La réforme de l’Etat sera présente dans chaque mot, chaque virgule de ce texte. Je souhaite que l’exposé des motifs de ce projet de loi soit consacré à la redéfinition de la puissance publique au XXIe siècle. Le projet de modernisation de l’action reposera sur trois piliers : amélioration de la qualité du service public sur tout le territoire pour mieux répondre aux besoins et aux attentes des citoyens et des acteurs économiques et sociaux, association des agents et de leurs représentants à l’élaboration et à la conduite des réformes, définition des priorités des administrations afin d’assurer l’adéquation de leurs moyens à leurs missions.
Comment aborderez-vous cette préparation du projet de loi ?
Lors de l’écriture définitive du projet de loi, les syndicats de fonctionnaires seront étroitement associés : le suivi du chantier de la décentralisation figure en effet dans l’agenda social que nous avons présenté le 4 septembre. Pendant la discussion parlementaire au premier trimestre 2013, nous nous montrerons, bien sûr, ouverts à des amendements.
Quelle portée donnerez-vous aux schémas conclus entre les différents échelons ?
Aujourd’hui, les différents échelons dialoguent, souvent au sein de conférences d’exécutifs qui permettent de décider ensemble du financement d’une ligne à grande vitesse ou du déploiement du très haut-débit, par exemple. Beaucoup de régions ont déjà initié ce mécano institutionnel local. Nous souhaitons maintenant donner un cadre institutionnel fort à ces pratiques qui, un peu partout, se développent. Nous le ferons par la création des conférences territoriales des compétences.
Ce projet de loi permettra-t-il aux collectivités d’adapter les lois ?
Le législateur ouvrira des possibilités d’adaptations en fonction de l’histoire et de la géographie locales. Il renforcera la capacité d’expérimentation et d’innovation des collectivités. La décision finale appartiendra aux assemblées délibérantes, sur la base des propositions des conférences territoriales.
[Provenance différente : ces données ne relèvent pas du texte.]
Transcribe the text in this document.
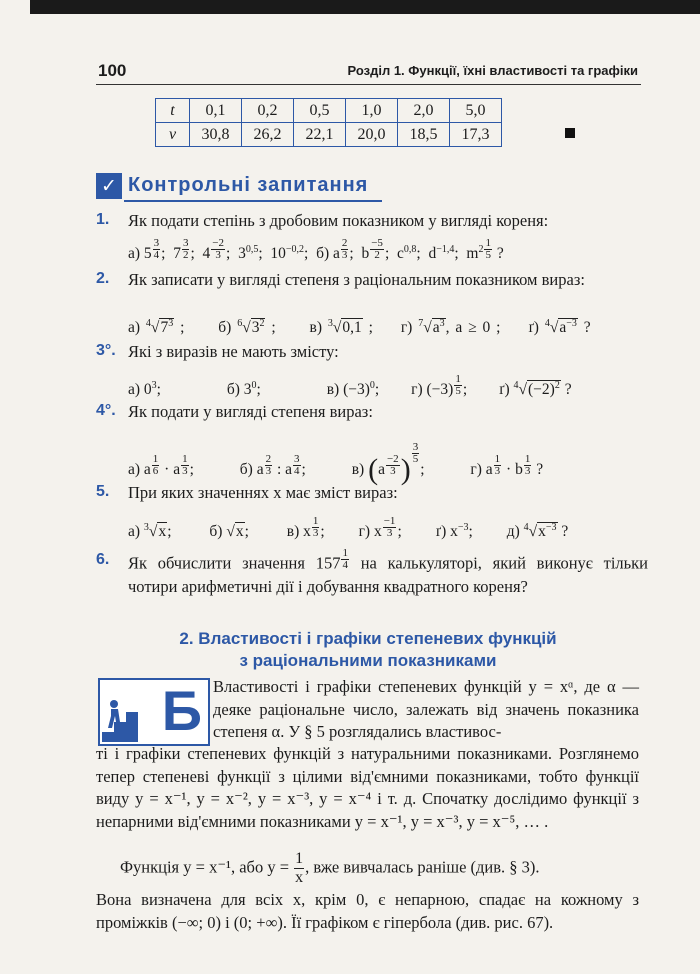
100	Розділ 1. Функції, їхні властивості та графіки
t	0,1	0,2	0,5	1,0	2,0	5,0
v	30,8	26,2	22,1	20,0	18,5	17,3
✓ Контрольні запитання
1. Як подати степінь з дробовим показником у вигляді кореня:
а) 5 $^{\frac{3}{4}}$ ;  7 $^{\frac{3}{2}}$ ;  4 $^{\frac{-2}{3}}$ ;  3$^{0,5}$;  $10^{-0,2}$;  б) a $^{\frac{2}{3}}$ ;  b $^{\frac{-5}{2}}$ ;  $c^{0,8}$;  $d^{-1,4}$;  $m^{2 \frac{1}{5}}$ ?
2. Як записати у вигляді степеня з раціональним показником вираз:
а) $^4√7^3$ ; б) $^6√3^2$ ; в) $^3$√0,1 ; г) $^7√a^3$, a ≥ 0 ; ґ) $^4√a^{-3}$ ?
3°. Які з виразів не мають змісту:
а) $0^3$;	б) $3^0$;	в) $(-3)^0$; г) (−3) $^{\frac{1}{5}}$ ; ґ) $^4√(-2)^2$ ?
4°. Як подати у вигляді степеня вираз:
а) a $^{\frac{1}{6}}$ · a $^{\frac{1}{3}}$ ;	б) a $^{\frac{2}{3}}$ : a $^{\frac{3}{4}}$ ;	в) (a $^{\frac{-2}{3}}$ ) $^{\frac{3}{5}}$
;	г) a $^{\frac{1}{3}}$ · b $^{\frac{1}{3}}$ ?
5. При яких значеннях x має зміст вираз:
а) $^3$√x; б) √x; в) x $^{\frac{1}{3}}$ ; г) x $^{\frac{-1}{3}}$ ; ґ) $x^{-3}$; д) $^4√x^{-3}$ ?
6. Як обчислити значення 157 $^{\frac{1}{4}}$ на калькуляторі, який виконує тільки чотири арифметичні дії і добування квадратного кореня?
2. Властивості і графіки степеневих функцій
з раціональними показниками
Б Властивості і графіки степеневих функцій y = xᵅ, де α — деяке раціональне число, залежать від значень показника степеня α. У § 5 розглядались властивос-
ті і графіки степеневих функцій з натуральними показниками. Розглянемо тепер степеневі функції з цілими від'ємними показниками, тобто функції виду y = x⁻¹, y = x⁻², y = x⁻³, y = x⁻⁴ і т. д. Спочатку дослідимо функції з непарними від'ємними показниками y = x⁻¹, y = x⁻³, y = x⁻⁵, … .
Функція y = x⁻¹, або $y = \frac{1}{x}$ , вже вивчалась раніше (див. § 3).
Вона визначена для всіх x, крім 0, є непарною, спадає на кожному з проміжків (−∞; 0) і (0; +∞). Її графіком є гіпербола (див. рис. 67).
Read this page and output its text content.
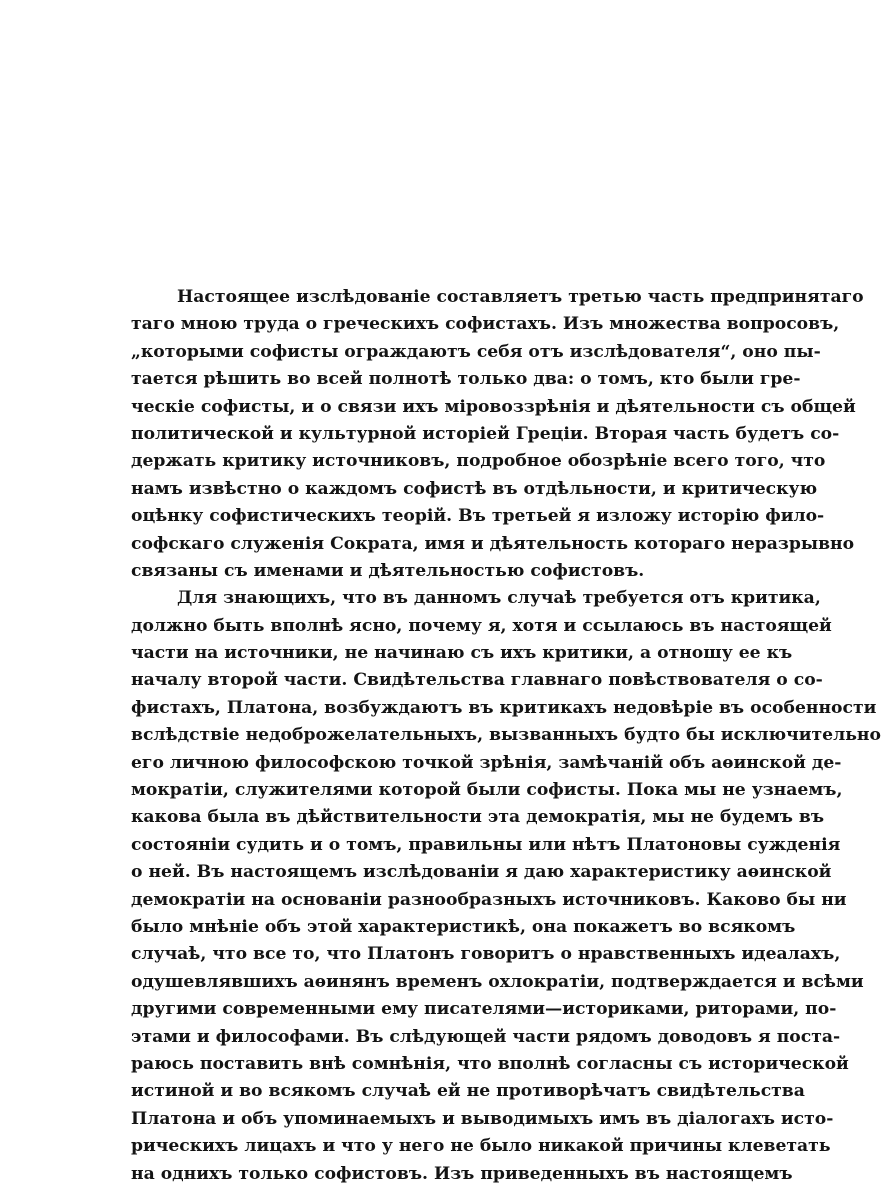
Настоящее изслѣдованіе составляетъ третью часть предпринятаго
таго мною труда о греческихъ софистахъ. Изъ множества вопросовъ,
„которыми софисты ограждаютъ себя отъ изслѣдователя“, оно пы-
тается рѣшить во всей полнотѣ только два: о томъ, кто были гре-
ческіе софисты, и о связи ихъ міровоззрѣнія и дѣятельности съ общей
политической и культурной исторіей Греціи. Вторая часть будетъ со-
держать критику источниковъ, подробное обозрѣніе всего того, что
намъ извѣстно о каждомъ софистѣ въ отдѣльности, и критическую
оцѣнку софистическихъ теорій. Въ третьей я изложу исторію фило-
софскаго служенія Сократа, имя и дѣятельность котораго неразрывно
связаны съ именами и дѣятельностью софистовъ.
Для знающихъ, что въ данномъ случаѣ требуется отъ критика,
должно быть вполнѣ ясно, почему я, хотя и ссылаюсь въ настоящей
части на источники, не начинаю съ ихъ критики, а отношу ее къ
началу второй части. Свидѣтельства главнаго повѣствователя о со-
фистахъ, Платона, возбуждаютъ въ критикахъ недовѣріе въ особенности
вслѣдствіе недоброжелательныхъ, вызванныхъ будто бы исключительно
его личною философскою точкой зрѣнія, замѣчаній объ аѳинской де-
мократіи, служителями которой были софисты. Пока мы не узнаемъ,
какова была въ дѣйствительности эта демократія, мы не будемъ въ
состояніи судить и о томъ, правильны или нѣтъ Платоновы сужденія
о ней. Въ настоящемъ изслѣдованіи я даю характеристику аѳинской
демократіи на основаніи разнообразныхъ источниковъ. Каково бы ни
было мнѣніе объ этой характеристикѣ, она покажетъ во всякомъ
случаѣ, что все то, что Платонъ говоритъ о нравственныхъ идеалахъ,
одушевлявшихъ аѳинянъ временъ охлократіи, подтверждается и всѣми
другими современными ему писателями—историками, риторами, по-
этами и философами. Въ слѣдующей части рядомъ доводовъ я поста-
раюсь поставить внѣ сомнѣнія, что вполнѣ согласны съ исторической
истиной и во всякомъ случаѣ ей не противорѣчатъ свидѣтельства
Платона и объ упоминаемыхъ и выводимыхъ имъ въ діалогахъ исто-
рическихъ лицахъ и что у него не было никакой причины клеветать
на однихъ только софистовъ. Изъ приведенныхъ въ настоящемъ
Quel sera le rôle des régions en matière de développement économique ?
Les régions seront chefs de file. Elles détermineront leurs pôles de compétitivité et leurs axes de développement. Comme l’a confirmé le président de la République lors des états généraux, la loi devra clairement confier aux régions l’ensemble des attributions qui sont encore celles de l’Etat en matière de formation professionnelle, d’orientation et de mise en cohérence des politiques d’accompagnement vers l’emploi au niveau territorial, afin qu’il y ait un meilleur lien entre les qualifications proposées et les besoins des entreprises. Aux régions, seront également transférées les politiques en matière d’aide et de soutien aux PME.
Dans les autres secteurs, comment allez-vous arbitrer les demandes parfois contradictoires des multiples associations d’élus ?
Nous n’hésiterons pas à dire « non » quand une demande menacera la cohérence de l’ensemble. Le travail parlementaire nourrira notre réflexion. Le haut conseil des territoires comme les conférences territoriales des compétences seront des instances où chacun sera libre de s’exprimer, de véritables lieux de débat.
Ce pari n’est-il pas risqué ?
Nous avons confiance dans les élus. Nous passons un pacte de confiance et de responsabilité avec eux. Nous transférons des compétences de la République et nous leur disons : « Choisissez votre organisation, territoire par territoire. » Une conférence pourra décider, par exemple, qu’une seule collectivité locale gère les lycées et les collèges ou qu’une région prend en charge la compétence « langue et culture minoritaire ». Grâce aux décisions prises dans ces conférences, chacun saura qui fait quoi.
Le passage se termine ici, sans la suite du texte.